"Ideias são à prova de bala"

Esta é uma das frases ditas por V, o anti-herói do filme e dos quadrinhos V de Vingança, quando, diante de um inimigo, viu-se cercado por homens armados até os dentes, sua cabeça na mira. V sabia que poderia morrer naquele instante, mas não o que ele representava. Os princípios pelos quais lutou; a ideologia que personificava; isso seu inimigo não seria capaz de destruir nem com todas as armas e munições que existem no mundo.
Ideias são concebidas, sustentadas e perpetuadas por pessoas. Contudo, em um determinado momento, tornam-se maiores do que qualquer um.
Por isso a execução da vereadora Marielle Franco não foi um assassinato comum. Não por que Marielle era diferente das dezenas de milhares de vítimas de homicídio Brasil afora. A execução de Marielle Franco não foi um assassinato comum por que, ao emboscá-la e matá-la, o objetivo não era apenas emboscar e matar uma pessoa, mas uma ideia.
Quando calaram Marielle com quatro tiros na cabeça, tentaram calar as muitas vozes que se comunicavam através dela. Vozes historicamente silenciadas.
Marielle era mulher, negra, bissexual, nascida e criada na favela. Sozinha, ela própria reunia os atributos necessários para enfrentar quatro diferentes tipos de preconceito ao mesmo tempo, o tempo todo. A mensagem foi bastante clara: calem a boca. Assim, no plural mesmo. Porque não era somente a boca de Marielle que queriam calar, e sim a de todos que ela representava. Como disse Lourenço Cezar da Silva, diretor do Centro de Estudos e Ações Solidárias da Maré, o recado foi para a favela: “A ideia foi falar para o favelado: se cuida, vocês não têm espaço, não saiam, não gritem, não denunciem. Concordem”.

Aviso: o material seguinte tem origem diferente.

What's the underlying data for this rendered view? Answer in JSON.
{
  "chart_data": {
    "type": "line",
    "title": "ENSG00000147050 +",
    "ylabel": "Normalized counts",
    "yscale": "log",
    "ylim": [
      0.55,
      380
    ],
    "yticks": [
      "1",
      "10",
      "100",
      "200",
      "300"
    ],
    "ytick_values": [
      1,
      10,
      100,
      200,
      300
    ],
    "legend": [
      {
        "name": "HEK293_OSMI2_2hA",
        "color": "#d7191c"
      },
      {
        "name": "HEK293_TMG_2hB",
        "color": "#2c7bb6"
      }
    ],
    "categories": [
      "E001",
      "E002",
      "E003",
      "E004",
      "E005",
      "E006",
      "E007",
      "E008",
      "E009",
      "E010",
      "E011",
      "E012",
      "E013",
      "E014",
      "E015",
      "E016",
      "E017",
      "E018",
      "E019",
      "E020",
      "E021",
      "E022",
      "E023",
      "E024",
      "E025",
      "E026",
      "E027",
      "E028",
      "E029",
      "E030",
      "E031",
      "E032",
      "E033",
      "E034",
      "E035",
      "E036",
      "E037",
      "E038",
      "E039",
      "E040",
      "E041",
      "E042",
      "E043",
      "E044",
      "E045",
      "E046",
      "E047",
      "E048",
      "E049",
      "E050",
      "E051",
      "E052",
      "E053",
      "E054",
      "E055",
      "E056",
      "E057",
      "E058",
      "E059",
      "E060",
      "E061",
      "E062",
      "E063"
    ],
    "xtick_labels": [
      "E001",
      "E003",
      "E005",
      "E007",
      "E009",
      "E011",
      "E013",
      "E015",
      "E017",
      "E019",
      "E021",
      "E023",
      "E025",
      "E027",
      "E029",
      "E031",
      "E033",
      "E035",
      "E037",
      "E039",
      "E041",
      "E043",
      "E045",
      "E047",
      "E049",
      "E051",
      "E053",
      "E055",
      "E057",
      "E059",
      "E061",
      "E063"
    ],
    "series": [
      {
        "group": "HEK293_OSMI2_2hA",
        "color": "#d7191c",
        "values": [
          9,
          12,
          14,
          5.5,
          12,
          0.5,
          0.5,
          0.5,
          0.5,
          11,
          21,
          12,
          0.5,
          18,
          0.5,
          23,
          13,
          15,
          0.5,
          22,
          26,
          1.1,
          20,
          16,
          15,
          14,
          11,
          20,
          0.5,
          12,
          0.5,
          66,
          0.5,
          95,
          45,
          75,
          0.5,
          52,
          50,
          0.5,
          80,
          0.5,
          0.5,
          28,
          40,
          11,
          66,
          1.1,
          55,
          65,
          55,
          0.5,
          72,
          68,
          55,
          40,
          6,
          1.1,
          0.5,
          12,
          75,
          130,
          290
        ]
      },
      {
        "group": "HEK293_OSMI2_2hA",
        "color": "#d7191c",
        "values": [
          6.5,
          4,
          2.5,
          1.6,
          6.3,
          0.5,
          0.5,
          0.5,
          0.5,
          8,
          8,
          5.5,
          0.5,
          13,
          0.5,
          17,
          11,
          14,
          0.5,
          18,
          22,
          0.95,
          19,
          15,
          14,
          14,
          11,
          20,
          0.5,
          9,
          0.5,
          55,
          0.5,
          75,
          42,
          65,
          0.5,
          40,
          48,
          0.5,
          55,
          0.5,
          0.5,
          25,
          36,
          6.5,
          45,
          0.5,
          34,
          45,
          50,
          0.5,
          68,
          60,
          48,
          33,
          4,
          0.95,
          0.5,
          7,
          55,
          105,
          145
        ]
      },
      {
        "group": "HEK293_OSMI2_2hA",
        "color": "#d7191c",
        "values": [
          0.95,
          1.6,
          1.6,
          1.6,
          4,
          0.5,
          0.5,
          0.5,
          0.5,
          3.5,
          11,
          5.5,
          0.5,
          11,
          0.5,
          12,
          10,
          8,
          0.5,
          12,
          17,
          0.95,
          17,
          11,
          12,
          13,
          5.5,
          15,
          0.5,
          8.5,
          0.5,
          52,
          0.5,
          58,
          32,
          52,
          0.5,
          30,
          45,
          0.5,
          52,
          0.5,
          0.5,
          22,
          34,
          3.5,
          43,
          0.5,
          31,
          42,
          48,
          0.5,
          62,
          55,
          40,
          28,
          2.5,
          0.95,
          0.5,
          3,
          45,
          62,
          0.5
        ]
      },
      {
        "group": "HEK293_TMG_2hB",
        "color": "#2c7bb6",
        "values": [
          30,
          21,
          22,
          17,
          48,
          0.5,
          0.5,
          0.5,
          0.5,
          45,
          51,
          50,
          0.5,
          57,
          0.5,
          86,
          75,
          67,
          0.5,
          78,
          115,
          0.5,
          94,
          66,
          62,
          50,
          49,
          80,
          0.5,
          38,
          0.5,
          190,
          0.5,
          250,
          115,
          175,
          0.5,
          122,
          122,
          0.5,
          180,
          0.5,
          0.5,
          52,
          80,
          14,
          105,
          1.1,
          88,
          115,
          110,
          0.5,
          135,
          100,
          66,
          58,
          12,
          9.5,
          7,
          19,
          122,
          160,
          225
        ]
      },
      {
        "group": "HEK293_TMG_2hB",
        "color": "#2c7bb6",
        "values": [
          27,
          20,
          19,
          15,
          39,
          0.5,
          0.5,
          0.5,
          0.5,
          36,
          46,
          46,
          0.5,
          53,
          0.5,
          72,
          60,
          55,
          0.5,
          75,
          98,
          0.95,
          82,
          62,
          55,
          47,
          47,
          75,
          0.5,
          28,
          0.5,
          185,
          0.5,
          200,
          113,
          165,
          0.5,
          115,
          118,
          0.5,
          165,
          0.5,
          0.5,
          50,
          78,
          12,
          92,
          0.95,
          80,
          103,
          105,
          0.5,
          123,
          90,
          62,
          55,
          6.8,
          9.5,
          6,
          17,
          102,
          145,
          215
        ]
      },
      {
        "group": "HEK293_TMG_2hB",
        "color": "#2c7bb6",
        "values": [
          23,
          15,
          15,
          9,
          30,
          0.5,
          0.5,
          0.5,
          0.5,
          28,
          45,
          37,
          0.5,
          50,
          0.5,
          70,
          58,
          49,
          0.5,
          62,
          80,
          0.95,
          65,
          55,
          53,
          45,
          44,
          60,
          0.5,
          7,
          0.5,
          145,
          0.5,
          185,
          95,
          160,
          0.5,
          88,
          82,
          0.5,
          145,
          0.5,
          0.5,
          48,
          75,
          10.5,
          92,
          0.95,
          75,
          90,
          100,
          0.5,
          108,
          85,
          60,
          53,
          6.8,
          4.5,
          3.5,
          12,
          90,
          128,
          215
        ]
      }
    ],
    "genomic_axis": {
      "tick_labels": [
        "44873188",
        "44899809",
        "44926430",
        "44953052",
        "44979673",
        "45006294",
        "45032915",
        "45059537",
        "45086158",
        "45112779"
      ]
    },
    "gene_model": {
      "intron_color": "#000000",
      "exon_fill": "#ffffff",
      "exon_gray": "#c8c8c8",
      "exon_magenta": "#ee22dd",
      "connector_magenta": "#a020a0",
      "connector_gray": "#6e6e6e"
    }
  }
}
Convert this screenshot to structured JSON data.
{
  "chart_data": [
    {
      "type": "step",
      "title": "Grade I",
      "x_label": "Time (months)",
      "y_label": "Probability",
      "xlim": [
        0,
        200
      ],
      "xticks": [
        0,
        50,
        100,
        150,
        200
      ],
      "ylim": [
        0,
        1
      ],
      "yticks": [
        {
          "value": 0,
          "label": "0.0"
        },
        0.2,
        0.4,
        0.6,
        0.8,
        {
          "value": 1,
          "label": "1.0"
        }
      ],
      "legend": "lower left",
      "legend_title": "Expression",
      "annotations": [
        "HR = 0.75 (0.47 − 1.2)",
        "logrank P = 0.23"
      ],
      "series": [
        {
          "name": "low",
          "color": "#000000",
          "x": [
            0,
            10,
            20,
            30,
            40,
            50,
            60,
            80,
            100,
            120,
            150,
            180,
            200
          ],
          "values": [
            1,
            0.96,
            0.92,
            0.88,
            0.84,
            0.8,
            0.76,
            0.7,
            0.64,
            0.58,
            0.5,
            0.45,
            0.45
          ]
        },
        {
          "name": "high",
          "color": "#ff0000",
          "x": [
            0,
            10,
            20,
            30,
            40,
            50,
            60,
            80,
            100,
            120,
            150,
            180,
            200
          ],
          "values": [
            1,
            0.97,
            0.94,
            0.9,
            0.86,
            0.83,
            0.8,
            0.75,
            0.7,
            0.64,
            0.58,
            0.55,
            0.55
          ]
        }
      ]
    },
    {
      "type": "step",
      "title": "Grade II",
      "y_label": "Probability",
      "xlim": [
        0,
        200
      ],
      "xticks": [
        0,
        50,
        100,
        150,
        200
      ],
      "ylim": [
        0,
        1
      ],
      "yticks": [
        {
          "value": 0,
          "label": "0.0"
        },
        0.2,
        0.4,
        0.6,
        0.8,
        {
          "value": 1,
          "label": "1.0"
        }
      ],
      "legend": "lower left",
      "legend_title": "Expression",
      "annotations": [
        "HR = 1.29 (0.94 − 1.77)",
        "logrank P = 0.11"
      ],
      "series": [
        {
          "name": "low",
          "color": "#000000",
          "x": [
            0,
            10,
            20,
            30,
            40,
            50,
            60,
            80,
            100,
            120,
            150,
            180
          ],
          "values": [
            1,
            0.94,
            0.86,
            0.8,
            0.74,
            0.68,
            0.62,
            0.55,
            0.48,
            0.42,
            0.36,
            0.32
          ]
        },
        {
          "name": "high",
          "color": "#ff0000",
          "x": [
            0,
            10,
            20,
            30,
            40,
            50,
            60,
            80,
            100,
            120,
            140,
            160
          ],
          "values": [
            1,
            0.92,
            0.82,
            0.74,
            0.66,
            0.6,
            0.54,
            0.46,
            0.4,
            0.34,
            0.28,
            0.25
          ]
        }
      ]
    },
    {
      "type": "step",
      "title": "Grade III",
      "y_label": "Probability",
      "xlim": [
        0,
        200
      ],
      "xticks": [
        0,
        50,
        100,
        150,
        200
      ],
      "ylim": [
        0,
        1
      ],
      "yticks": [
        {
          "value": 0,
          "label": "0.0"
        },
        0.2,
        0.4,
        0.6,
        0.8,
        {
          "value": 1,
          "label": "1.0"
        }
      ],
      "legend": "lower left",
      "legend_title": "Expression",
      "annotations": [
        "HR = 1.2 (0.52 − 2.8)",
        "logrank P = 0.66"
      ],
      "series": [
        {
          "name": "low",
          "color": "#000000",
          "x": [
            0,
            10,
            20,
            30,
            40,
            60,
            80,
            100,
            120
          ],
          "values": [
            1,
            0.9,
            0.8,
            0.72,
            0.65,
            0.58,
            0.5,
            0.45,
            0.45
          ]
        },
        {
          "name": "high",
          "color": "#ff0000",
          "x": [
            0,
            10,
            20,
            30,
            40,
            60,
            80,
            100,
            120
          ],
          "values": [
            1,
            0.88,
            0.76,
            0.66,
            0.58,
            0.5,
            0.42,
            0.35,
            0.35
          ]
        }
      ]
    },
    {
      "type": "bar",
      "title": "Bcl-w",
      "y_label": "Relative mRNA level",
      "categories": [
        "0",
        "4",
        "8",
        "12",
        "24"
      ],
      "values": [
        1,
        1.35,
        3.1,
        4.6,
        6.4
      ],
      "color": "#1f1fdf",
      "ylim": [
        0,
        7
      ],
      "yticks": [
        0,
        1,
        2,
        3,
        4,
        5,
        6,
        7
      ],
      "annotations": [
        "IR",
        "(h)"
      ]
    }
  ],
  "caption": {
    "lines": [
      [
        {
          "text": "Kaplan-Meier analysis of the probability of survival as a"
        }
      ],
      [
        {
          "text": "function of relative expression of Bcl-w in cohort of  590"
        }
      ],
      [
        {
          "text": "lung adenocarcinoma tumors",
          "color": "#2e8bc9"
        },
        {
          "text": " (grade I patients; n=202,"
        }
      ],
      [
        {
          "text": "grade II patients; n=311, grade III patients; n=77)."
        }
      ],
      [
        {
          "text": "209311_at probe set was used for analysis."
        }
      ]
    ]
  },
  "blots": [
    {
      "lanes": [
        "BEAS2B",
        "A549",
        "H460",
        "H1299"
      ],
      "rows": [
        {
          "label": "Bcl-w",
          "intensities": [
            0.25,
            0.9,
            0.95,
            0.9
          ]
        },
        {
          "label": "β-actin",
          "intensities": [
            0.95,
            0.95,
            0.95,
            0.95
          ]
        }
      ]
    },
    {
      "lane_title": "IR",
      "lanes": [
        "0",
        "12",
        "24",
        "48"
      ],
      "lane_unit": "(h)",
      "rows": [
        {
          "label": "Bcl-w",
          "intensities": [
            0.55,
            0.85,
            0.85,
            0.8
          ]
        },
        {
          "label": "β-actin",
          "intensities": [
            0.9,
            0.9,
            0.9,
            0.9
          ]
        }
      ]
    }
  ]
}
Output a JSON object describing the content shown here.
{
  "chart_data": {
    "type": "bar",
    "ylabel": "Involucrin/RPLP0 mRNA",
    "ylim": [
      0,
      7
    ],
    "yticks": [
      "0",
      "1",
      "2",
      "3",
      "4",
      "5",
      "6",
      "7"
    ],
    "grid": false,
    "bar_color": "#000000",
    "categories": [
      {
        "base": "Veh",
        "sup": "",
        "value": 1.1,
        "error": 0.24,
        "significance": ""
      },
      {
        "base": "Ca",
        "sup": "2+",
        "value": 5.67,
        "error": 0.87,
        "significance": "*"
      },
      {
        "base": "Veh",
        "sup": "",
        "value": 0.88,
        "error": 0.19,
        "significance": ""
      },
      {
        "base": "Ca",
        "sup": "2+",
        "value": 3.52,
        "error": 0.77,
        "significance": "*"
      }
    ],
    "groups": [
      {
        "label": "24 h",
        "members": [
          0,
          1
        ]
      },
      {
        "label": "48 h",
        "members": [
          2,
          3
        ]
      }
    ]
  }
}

Infelizmente pessoas não são à prova de bala, e a voz de Marielle se calou para sempre na noite do dia 14 de março de 2018.
Contudo, ideias não podem ser executadas com quatro tiros na cabeça. Elas prevalecem, apesar das balas. Elas continuam, apesar das mentiras compartilhadas aos milhões. Elas persistem, apesar do deboche e da indiferença de tantos, que chega a assustar. Elas perduram, apesar das siglas partidárias e da cegueira conivente e conveniente, que só vê o que quer ver.
Os tiros que mataram Marielle, no fim das contas, também saíram pela culatra. Porque pessoas não são à prova de balas, mas ideias são. Pessoas podem ser caladas com tiros; ideias não.
Vocês têm balas e a esperança de que, quando elas acabarem, eu não esteja mais de pé”, disse V, na sequência do diálogo que dá título a este texto.
Marielle Franco continua de pé. Agora é a sua voz quem vai falar através das muitas vozes que ela representou.
Vozes historicamente silenciadas, mas que não silenciarão mais.